Regional beer giant East African Breweries Ltd is expected to spend at least $18.7 million to increase its stake in Serengeti Breweries, signaling the company’s growing faith in future prospects of the Tanzanian market.
EABL has been seeking to plug revenue holes punched by tight regulations and increased taxes in Kenya and Ugandan markets, where the respective governments have been seeking to regulate consumption of alcohol.
The Nairobi Securities Exchange (NSE) listed brewer, whose shares are also traded on the Dar es Salaam Stock Exchange (DSE) and the Uganda Securities Exchange (USE), last week issued a cautionary statement, advising investors that it was in the process of acquiring an additional 30 per cent shareholding in Serengeti Breweries Ltd (SBL) subject to regulatory approvals in the respective countries.
“Shareholders of EABL and the public are advised to exercise caution when dealing in shares of EABL,” said the company.
Although the company declined to disclose the value of the deal, The EastAfrican has estimated the value of the proposed transaction to be about Ksh1.87 billion ($18.7 million).
This is based on the firm’s effective ownership interest of 72.5 per cent in SBL, which was priced at a book value of Ksh15.99 billion ($159.9 million) as at June 30, 2019.
In June 2018, EABL increased its effective interest in SBL by conversion of loans receivable amounting to Ksh15.3 billion ($153 million) into equity, representing an additional 21.5 per cent shareholding.
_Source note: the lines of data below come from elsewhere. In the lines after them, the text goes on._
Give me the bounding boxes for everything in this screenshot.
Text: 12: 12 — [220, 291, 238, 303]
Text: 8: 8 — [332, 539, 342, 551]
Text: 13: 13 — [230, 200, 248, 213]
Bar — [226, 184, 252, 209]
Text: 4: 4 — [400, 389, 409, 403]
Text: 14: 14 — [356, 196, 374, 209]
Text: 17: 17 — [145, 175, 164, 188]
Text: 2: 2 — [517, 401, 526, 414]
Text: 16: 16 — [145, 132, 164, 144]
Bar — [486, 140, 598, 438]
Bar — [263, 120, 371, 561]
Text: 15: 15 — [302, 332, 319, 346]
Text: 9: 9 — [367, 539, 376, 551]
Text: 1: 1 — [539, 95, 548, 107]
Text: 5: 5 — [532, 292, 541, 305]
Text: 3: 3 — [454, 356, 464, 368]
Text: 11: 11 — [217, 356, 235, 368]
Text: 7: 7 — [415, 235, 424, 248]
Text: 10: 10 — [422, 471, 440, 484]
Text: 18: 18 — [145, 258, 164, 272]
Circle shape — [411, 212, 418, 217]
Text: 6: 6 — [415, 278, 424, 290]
As a result, EABL’s effective interest increased from 51 per cent to 72.5 per cent while the legal shareholding remained at 51 per cent.
The beer maker last year completed the purchase of an additional 4 per cent of the share capital of SBL for $3 million, increasing its shareholding to 55 per cent.
If the latest acquisition proposal is successful, then EABL’s legal shareholding in SBL will rise to 85 per cent, from the current 55 per cent.
Analysts at Standard Investment Bank (SIB) expect the proposed transaction to include the effective economic interest already acquired by the brewer, so that the only additional amount payable is for the acquisition of the 8.5 per cent stake needed to reach the 30 per cent target.
“We expect the proposed transaction to include the effective economic interest so that only an additional amount would be payable for the 8.5 per cent stake needed to reach the target,” SIB said in a note sent to investors.
Failure by the SBL minority shareholders to pay off the EABL loan saw EABL acquire 21.5 percent of SBL shares through debt-to-equity conversion.
During the year ended June 30, 2019, EABL only received Ksh16 million ($160,000) as partial repayment of the loan, according to firm’s annual report.
“Based on our estimates, the transaction is mildly dilutive to EABL shareholders but given the strong recovery we have seen in Tanzania, the transaction will be positive for shareholders of EABL in the long term.”
SBL has turned out to be EABL’s fastest growing business in the region, having accounted for 12 per cent of the total sales in the half-year ended December 2019.
During the six months’ to December 31 2019, EABL’s net profit increased 9 per cent to Ksh7.2 billion ($72 million) from Ksh6.6 billion ($66 million) in the same period in 2018, with net sales in Tanzania growing by 19 per cent compared with 10 per cent and eight per cent in Uganda and Kenya respectively.
Net sales from this Tanzanian unit rose 26 per cent during this period, the fastest among the three units, driven by increased sales of its Serengeti Lite brand.
SBL has three processing plants spread out across Tanzania in Dar es Salaam, Mwanza and Moshi.
Although Tanzania’s overall contribution to the group’s performance is the lowest, at 13 per cent compared with its main market Kenya at 71 per cent and Uganda at 16 per cent, the market is on a positive growth path prompting EABL to increase its shareholding in SBL.
EABL acquired 51 per cent shareholding in SBL in October 2010 amid challenges with the Tanzanian Fair Competition Commission (FCC) over an alleged failure to meet the conditions of the merger, agreement including improving the performance of SBL.
In July 2015, Tanzania’s FCC threatened to cancel EABL’s 51 per cent stake in SBL. However, EABL said the matter was resolved in July 2017.
In Kenya, EABL is worried that the repeated increase in excise tax by the government is having a negative impact on its business, particularly bottled beer brands, which posted a one per cent decline in sales.
The Kenyan government has increased excise taxes on beer and spirit to 5.2 per cent and 15 per cent respectively, making these drinks out of reach for many consumers.
“While we acknowledge the need for government to grow its revenue, we are sensitive that this will impact consumers’ ability to afford our products, thus potentially drawing more of them to consumption of illicit alcohol,” said Charles Muchene, EABL chairman, in the Group’s 2019 annual report.